Even if a wage theft case results in a judgement in the hundreds of thousands, or even the millions, employers have a long history of transferring assets to avoid paying up.
A new bill in the New York Assembly aims to change that. The Securing Wages Earn Against Theft (SWEAT) bill, passed on June 19, creates an “employee’s lien” for workers with wage theft judgments against their employers.

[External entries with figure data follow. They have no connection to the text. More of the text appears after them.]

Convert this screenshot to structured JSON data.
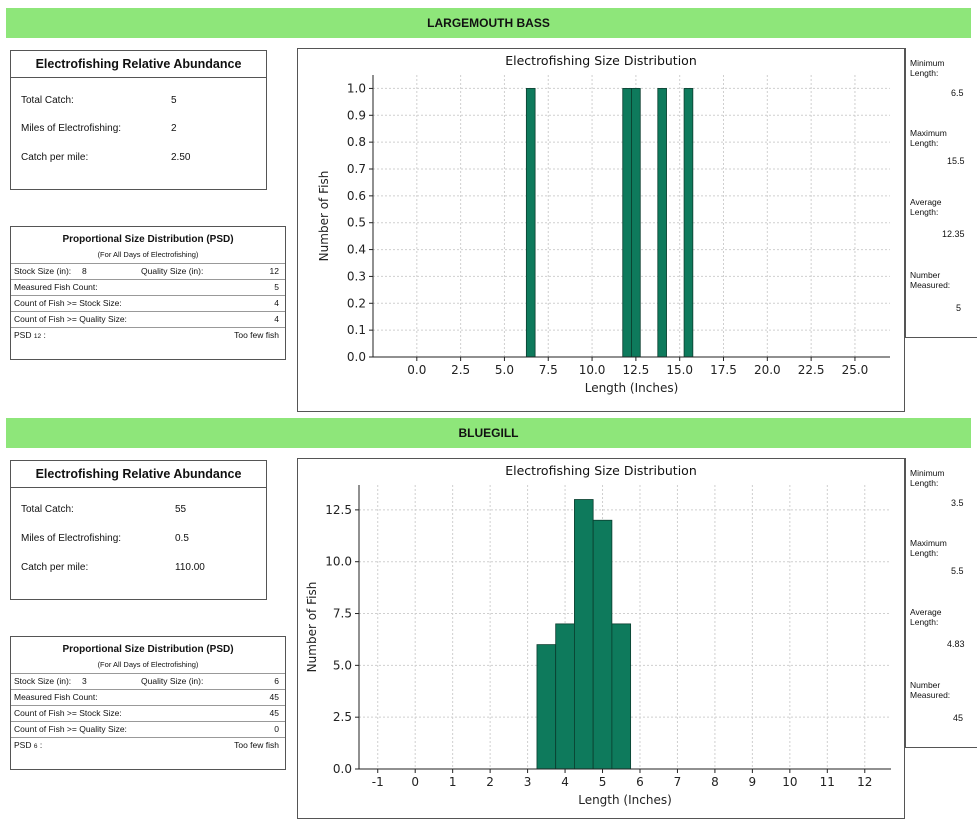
{
  "sections": [
    {
      "banner": "LARGEMOUTH BASS",
      "abundance": {
        "title": "Electrofishing Relative Abundance",
        "rows": [
          {
            "label": "Total Catch:",
            "value": "5"
          },
          {
            "label": "Miles of Electrofishing:",
            "value": "2"
          },
          {
            "label": "Catch per mile:",
            "value": "2.50"
          }
        ]
      },
      "psd": {
        "title": "Proportional Size Distribution (PSD)",
        "subtitle": "(For All Days of Electrofishing)",
        "stock_label": "Stock Size (in):",
        "stock_value": "8",
        "quality_label": "Quality Size (in):",
        "quality_value": "12",
        "rows": [
          {
            "label": "Measured Fish Count:",
            "value": "5"
          },
          {
            "label": "Count of Fish >= Stock Size:",
            "value": "4"
          },
          {
            "label": "Count of Fish >= Quality Size:",
            "value": "4"
          }
        ],
        "psd_label": "PSD",
        "psd_sub": "12",
        "psd_suffix": ":",
        "psd_value": "Too few fish"
      },
      "stats": {
        "min_label": "Minimum Length:",
        "min_value": "6.5",
        "max_label": "Maximum Length:",
        "max_value": "15.5",
        "avg_label": "Average Length:",
        "avg_value": "12.35",
        "num_label": "Number Measured:",
        "num_value": "5"
      }
    },
    {
      "banner": "BLUEGILL",
      "abundance": {
        "title": "Electrofishing Relative Abundance",
        "rows": [
          {
            "label": "Total Catch:",
            "value": "55"
          },
          {
            "label": "Miles of Electrofishing:",
            "value": "0.5"
          },
          {
            "label": "Catch per mile:",
            "value": "110.00"
          }
        ]
      },
      "psd": {
        "title": "Proportional Size Distribution (PSD)",
        "subtitle": "(For All Days of Electrofishing)",
        "stock_label": "Stock Size (in):",
        "stock_value": "3",
        "quality_label": "Quality Size (in):",
        "quality_value": "6",
        "rows": [
          {
            "label": "Measured Fish Count:",
            "value": "45"
          },
          {
            "label": "Count of Fish >= Stock Size:",
            "value": "45"
          },
          {
            "label": "Count of Fish >= Quality Size:",
            "value": "0"
          }
        ],
        "psd_label": "PSD",
        "psd_sub": "6",
        "psd_suffix": ":",
        "psd_value": "Too few fish"
      },
      "stats": {
        "min_label": "Minimum Length:",
        "min_value": "3.5",
        "max_label": "Maximum Length:",
        "max_value": "5.5",
        "avg_label": "Average Length:",
        "avg_value": "4.83",
        "num_label": "Number Measured:",
        "num_value": "45"
      }
    }
  ],
  "chart_data": [
    {
      "type": "bar",
      "title": "Electrofishing Size Distribution",
      "xlabel": "Length (Inches)",
      "ylabel": "Number of Fish",
      "xlim": [
        -2.5,
        27.0
      ],
      "ylim": [
        0,
        1.05
      ],
      "xticks": [
        0.0,
        2.5,
        5.0,
        7.5,
        10.0,
        12.5,
        15.0,
        17.5,
        20.0,
        22.5,
        25.0
      ],
      "xtick_labels": [
        "0.0",
        "2.5",
        "5.0",
        "7.5",
        "10.0",
        "12.5",
        "15.0",
        "17.5",
        "20.0",
        "22.5",
        "25.0"
      ],
      "yticks": [
        0.0,
        0.1,
        0.2,
        0.3,
        0.4,
        0.5,
        0.6,
        0.7,
        0.8,
        0.9,
        1.0
      ],
      "ytick_labels": [
        "0.0",
        "0.1",
        "0.2",
        "0.3",
        "0.4",
        "0.5",
        "0.6",
        "0.7",
        "0.8",
        "0.9",
        "1.0"
      ],
      "bar_width": 0.5,
      "x": [
        6.5,
        12.0,
        12.5,
        14.0,
        15.5
      ],
      "values": [
        1,
        1,
        1,
        1,
        1
      ],
      "bar_color": "#0e7a5c",
      "grid": true
    },
    {
      "type": "bar",
      "title": "Electrofishing Size Distribution",
      "xlabel": "Length (Inches)",
      "ylabel": "Number of Fish",
      "xlim": [
        -1.5,
        12.7
      ],
      "ylim": [
        0,
        13.7
      ],
      "xticks": [
        -1,
        0,
        1,
        2,
        3,
        4,
        5,
        6,
        7,
        8,
        9,
        10,
        11,
        12
      ],
      "xtick_labels": [
        "-1",
        "0",
        "1",
        "2",
        "3",
        "4",
        "5",
        "6",
        "7",
        "8",
        "9",
        "10",
        "11",
        "12"
      ],
      "yticks": [
        0.0,
        2.5,
        5.0,
        7.5,
        10.0,
        12.5
      ],
      "ytick_labels": [
        "0.0",
        "2.5",
        "5.0",
        "7.5",
        "10.0",
        "12.5"
      ],
      "bar_width": 0.5,
      "x": [
        3.5,
        4.0,
        4.5,
        5.0,
        5.5
      ],
      "values": [
        6,
        7,
        13,
        12,
        7
      ],
      "bar_color": "#0e7a5c",
      "grid": true
    }
  ]
}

What is an “employee’s lien?”
Some of our readers may have heard of a mechanic’s lien, a legal remedy for home improvement workers to ensure they are paid. The employee’s lien outlined in the SWEAT bill operates similarly. Essentially, the lien freezes an employer’s assets until the debt is paid.
How does the lien work?
The bill allows employees who have proven they are likely to win their wage theft case to attach a lien to their employer’s assets during the pending court action. Allowing the lien while a case is ongoing will hopefully prevent employers from transferring or selling property to avoid their obligation to pay back stolen wages. The employee would still have to wait until after the conclusion of their case before accessing backpay.
New York joins 10 other states, including Maryland and Wisconsin, that have passed legislation to allow all employees the option of placing a lien on an employer’s property.